Use of OxyContin to treat non-cancer-related pain increased nearly tenfold in the following five years, boosting sales from $48 million to more than $1 billion and making it the most often-prescribed brand name opioid pain medication in the country, researchers found.
Then in 2007, Purdue and three executives pleaded guilty to misbranding the drug and defrauding physicians. It settled a civil suit filed by 26 states, including Oregon, for $600 million and agreed to take steps to control the off-label use of the drug.
But that didn’t stop the overuse or addiction of OxyContin. Nearly 15,000 Americans died from painkiller overdoses the next year, more than those caused by heroin and cocaine combined, and triple the number just a decade earlier. In 2012, the United States Senate Committee on Finance launched an investigation into Purdue and other opioid drug makers’ ties to medical groups and allegations of continued misbranding of the drugs. The findings were never made public.
Legal Challenges Mount
Meanwhile state and local governments sought to stem the epidemic through legal action. In 2014, Santa Clara and Orange counties in California filed suit against Purdue Pharma, Teva Pharmaceutical Industries, Janssen Pharmaceuticals, Endo Health Solutions, and Actavi, alleging false advertising in the marketing of narcotic pain medication to treat non-cancer chronic pain, and alleging the oversupply was creating a public nuisance. (The case is still pending, although one of the five defendants settled this year for $1.6 million).

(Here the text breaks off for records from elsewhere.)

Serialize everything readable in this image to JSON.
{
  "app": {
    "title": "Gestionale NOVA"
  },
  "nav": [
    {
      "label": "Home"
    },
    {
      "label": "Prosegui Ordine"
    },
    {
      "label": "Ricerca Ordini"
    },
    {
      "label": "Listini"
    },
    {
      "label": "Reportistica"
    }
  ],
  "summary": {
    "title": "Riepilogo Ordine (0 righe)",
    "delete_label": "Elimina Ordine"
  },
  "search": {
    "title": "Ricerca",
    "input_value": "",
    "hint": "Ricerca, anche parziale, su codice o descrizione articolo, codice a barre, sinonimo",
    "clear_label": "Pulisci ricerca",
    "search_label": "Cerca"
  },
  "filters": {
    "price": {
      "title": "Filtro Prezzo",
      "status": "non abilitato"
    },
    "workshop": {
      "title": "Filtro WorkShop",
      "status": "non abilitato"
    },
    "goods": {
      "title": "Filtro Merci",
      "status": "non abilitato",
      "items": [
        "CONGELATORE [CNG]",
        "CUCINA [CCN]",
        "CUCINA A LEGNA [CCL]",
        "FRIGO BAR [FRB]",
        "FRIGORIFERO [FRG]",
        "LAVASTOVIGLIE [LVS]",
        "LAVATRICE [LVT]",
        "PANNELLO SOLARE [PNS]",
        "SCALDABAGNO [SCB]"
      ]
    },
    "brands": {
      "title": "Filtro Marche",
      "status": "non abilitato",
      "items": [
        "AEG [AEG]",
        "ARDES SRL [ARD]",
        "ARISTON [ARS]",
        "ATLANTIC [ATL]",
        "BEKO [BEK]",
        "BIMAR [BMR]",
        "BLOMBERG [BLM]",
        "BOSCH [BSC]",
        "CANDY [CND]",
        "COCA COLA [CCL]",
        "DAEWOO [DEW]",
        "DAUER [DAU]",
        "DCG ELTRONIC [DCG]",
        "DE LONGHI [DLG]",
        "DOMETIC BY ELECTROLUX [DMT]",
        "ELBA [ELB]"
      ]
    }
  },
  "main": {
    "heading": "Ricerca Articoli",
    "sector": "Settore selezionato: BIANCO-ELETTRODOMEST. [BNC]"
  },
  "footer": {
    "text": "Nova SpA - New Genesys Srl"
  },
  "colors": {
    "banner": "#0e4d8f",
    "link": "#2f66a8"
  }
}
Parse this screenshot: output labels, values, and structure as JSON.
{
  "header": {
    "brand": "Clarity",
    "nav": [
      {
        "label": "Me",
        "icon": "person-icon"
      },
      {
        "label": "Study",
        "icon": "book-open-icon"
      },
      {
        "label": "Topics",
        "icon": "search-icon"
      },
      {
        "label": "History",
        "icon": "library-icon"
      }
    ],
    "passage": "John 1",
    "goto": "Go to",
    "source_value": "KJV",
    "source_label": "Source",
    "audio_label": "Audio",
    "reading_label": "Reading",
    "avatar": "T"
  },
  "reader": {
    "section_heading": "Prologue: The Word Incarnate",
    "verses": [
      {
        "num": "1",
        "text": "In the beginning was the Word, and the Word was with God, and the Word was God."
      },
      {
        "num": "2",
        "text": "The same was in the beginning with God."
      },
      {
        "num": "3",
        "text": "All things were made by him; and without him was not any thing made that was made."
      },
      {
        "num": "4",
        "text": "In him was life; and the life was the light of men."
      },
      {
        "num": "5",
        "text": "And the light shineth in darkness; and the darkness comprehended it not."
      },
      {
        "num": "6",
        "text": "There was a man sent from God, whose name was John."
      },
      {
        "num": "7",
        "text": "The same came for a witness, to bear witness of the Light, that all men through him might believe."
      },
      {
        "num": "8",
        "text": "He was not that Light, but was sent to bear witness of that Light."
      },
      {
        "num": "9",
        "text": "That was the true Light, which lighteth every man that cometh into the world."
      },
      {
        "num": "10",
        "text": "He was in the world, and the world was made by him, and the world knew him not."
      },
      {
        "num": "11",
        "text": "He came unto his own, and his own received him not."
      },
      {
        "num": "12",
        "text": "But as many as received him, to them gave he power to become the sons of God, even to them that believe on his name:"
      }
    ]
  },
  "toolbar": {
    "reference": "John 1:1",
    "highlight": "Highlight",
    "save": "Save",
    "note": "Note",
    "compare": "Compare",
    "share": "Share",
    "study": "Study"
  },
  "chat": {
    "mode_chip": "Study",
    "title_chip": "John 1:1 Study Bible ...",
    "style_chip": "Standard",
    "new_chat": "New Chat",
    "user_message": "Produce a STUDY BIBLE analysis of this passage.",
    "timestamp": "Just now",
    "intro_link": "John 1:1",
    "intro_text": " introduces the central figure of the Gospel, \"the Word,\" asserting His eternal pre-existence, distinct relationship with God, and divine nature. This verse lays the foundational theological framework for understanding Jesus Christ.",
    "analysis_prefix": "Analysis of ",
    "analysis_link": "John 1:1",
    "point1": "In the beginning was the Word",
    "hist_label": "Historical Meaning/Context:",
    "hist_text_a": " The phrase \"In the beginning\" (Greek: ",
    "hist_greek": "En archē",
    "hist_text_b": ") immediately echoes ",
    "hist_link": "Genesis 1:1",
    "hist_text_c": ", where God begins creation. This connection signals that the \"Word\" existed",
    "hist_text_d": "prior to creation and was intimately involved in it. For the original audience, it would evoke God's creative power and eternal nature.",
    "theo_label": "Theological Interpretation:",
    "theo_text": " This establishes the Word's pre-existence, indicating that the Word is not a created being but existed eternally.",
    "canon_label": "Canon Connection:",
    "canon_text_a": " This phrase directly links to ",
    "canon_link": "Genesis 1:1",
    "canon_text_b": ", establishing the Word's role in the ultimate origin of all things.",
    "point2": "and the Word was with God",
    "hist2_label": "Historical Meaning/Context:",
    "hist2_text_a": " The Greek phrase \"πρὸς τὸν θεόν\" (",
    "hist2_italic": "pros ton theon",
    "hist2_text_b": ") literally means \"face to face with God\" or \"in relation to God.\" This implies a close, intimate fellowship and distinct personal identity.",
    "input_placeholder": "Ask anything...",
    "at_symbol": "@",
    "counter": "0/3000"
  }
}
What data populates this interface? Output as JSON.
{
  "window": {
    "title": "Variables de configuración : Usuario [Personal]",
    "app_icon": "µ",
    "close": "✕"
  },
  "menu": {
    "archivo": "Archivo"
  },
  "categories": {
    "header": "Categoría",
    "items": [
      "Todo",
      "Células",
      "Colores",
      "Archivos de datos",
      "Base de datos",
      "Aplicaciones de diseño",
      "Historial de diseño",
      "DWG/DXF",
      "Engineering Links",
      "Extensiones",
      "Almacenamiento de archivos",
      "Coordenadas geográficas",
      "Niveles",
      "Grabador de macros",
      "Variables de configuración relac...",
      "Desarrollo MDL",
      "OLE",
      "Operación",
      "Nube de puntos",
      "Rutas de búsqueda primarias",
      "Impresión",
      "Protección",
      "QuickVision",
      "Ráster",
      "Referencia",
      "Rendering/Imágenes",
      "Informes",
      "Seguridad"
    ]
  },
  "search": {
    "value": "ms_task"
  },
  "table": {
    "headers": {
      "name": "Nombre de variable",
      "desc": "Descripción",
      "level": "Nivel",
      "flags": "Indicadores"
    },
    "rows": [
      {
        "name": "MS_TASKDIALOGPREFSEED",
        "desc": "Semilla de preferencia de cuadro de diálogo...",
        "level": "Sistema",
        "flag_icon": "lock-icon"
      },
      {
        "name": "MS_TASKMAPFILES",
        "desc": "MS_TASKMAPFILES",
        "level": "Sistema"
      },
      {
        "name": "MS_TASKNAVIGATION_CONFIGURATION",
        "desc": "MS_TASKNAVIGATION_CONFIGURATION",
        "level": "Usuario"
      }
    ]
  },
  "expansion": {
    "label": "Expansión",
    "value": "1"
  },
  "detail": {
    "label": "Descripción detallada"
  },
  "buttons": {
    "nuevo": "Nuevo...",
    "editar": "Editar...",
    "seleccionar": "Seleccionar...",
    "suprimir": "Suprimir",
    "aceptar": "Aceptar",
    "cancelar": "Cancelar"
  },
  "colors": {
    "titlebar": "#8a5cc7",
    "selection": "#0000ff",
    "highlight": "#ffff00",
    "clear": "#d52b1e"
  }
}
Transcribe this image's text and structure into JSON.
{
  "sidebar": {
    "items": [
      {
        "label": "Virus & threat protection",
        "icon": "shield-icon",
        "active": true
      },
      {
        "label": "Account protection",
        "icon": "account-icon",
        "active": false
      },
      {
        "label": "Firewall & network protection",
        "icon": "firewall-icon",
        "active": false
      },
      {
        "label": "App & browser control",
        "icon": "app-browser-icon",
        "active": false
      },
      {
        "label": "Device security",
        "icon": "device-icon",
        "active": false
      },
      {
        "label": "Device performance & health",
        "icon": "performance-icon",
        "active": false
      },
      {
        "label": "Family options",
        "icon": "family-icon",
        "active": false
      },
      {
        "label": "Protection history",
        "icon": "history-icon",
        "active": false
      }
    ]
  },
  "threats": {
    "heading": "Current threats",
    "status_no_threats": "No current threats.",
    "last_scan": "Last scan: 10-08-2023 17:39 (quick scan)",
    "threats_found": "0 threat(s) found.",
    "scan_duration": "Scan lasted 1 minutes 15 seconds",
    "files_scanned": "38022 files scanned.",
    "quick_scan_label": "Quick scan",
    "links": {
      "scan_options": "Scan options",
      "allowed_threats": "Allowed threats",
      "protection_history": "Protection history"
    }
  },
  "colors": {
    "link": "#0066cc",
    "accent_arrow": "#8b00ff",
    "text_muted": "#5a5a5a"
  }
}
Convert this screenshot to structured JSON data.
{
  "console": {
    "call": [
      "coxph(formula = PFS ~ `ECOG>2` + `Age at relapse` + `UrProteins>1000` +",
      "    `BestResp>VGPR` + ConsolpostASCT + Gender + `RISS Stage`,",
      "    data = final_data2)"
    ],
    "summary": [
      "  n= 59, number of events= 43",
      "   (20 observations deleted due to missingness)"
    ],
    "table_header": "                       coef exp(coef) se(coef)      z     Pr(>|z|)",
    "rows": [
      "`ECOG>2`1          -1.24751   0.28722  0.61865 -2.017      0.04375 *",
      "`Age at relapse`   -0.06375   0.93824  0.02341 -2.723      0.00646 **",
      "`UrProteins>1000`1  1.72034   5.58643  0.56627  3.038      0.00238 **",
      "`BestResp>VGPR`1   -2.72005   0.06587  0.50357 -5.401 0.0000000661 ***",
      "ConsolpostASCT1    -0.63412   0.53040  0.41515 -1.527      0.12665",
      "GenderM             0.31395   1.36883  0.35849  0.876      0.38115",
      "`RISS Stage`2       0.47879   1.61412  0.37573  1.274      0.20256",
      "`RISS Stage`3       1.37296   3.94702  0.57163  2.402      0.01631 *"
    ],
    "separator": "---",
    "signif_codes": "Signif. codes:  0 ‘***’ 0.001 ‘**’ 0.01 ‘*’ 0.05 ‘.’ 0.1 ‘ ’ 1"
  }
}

Mississippi announced in 2015 that it would file a similar suit, just as the family behind Purdue Pharma for the first time made Forbes list of America’s richest families, with an estimated wealth of $14 billion made largely from its signature drug OxyContin, the magazine report.
In 2016, Suffolk County in New York filed a lawsuit of its own, and was subsequently joined by six other New York counties.
Lawsuits have since been piling up. The city of Everett, Washington filed suit against Purdue in January, alleging that, “Purdue collected, tracked, and monitored extensive data evidencing the illegal trafficking of OxyContin, including the dissemination of alarming quantities of pills.” But it “intentionally, recklessly, and/or negligently failed to disclose such data to enforcement authorities or stop the flow of OxyContin into the black market.”
Cabell County, West Virginia filed suit against wholesalers in March, alleging companies such as Walgreens and Rite Aid fueled a public nuisance of opioid addiction by allowing the distribution of suspicious quantities of pills. The Cherokee Nation filed suit against wholesalers in April.
The State of Ohio filed suit against Purdue and other makers of opioids in May alleging the companies overstated the benefits, understated the risks of addiction, and targeted vulnerable patients. Oklahoma and Missouri filed suits against the manufacturers in June. and St. Clair County, Illinois filed suit against the manufacturers earlier this month.
Multnomah County could join the ranks as early as next week.
“What we’re looking for is accountability from the corporate defendants, who are really profiteers without conscience, they have destroyed lives,” said James Rice, the county attorney who will lead the charge. “Make no mistake about it: this is David versus Goliath. We’re dealing with people on the other side who have tremendous resources. But it would be wrong to stand pat and do nothing.”